Schweich had a Jewish grandfather, but Schweich himself attended an Episcopal church.

“He said his grandfather taught him to never allow any anti-Semitism to go unpunished, no matter how slight,” Messenger writes. “Mr. Schweich said he had a donor who would confirm Mr. Hancock’s comments on the record.”

Messenger adds that Schweich wanted to hold a press conference on the matter on Tuesday. That account dovetails with a report in PoliticMO this week that says Hancock traveled unexpectedly to Jefferson City on Tuesday to pre-empt any public airing of grievances by Schweich.

Hancock seemed to hedge when asked about the matter in the aftermath of Schweich’s death.

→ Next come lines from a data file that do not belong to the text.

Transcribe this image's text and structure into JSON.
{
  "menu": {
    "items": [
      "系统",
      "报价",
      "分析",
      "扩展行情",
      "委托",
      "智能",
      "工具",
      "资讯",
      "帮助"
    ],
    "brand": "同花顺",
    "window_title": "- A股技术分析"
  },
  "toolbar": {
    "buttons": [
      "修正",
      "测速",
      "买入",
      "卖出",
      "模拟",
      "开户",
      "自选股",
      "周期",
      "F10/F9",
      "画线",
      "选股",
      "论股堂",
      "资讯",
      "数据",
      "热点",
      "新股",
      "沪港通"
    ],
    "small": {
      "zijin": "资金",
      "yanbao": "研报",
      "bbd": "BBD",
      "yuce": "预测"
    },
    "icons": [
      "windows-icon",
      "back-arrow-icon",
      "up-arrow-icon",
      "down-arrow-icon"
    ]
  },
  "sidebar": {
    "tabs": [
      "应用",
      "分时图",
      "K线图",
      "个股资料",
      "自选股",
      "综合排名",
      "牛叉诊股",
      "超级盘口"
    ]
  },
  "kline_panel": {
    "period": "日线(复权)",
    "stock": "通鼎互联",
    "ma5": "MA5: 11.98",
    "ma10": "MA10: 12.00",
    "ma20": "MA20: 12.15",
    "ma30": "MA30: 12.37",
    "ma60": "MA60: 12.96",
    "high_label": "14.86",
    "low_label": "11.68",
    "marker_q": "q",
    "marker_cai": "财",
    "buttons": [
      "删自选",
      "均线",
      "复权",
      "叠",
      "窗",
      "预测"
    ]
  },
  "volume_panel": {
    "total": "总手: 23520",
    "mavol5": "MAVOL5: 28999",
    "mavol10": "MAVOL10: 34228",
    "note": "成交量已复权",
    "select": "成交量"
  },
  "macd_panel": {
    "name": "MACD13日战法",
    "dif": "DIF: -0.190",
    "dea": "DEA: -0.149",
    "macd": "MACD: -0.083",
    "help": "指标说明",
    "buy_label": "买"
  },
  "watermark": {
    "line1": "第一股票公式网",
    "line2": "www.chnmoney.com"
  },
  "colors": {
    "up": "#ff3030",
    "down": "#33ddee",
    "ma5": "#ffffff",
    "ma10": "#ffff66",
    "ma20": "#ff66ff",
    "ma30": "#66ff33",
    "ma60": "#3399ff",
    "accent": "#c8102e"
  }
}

“I don’t have a specific recollection of having said that,” Hancock told the AP on Thursday. “But it’s plausible that I would have told somebody that Tom was Jewish, because I thought he was, but I wouldn’t have said it in a derogatory or demeaning fashion.”

Hancock has worked with Schweich’s Republican primary opponent, Catherine Hanaway.

At any rate, it wasn’t more than just a few minutes after Schweich put down the phone after putting himself on a couple of reporters’ schedules that he suffered a fatal wound, apparently by his own hand.

He is survived by his wife and two children.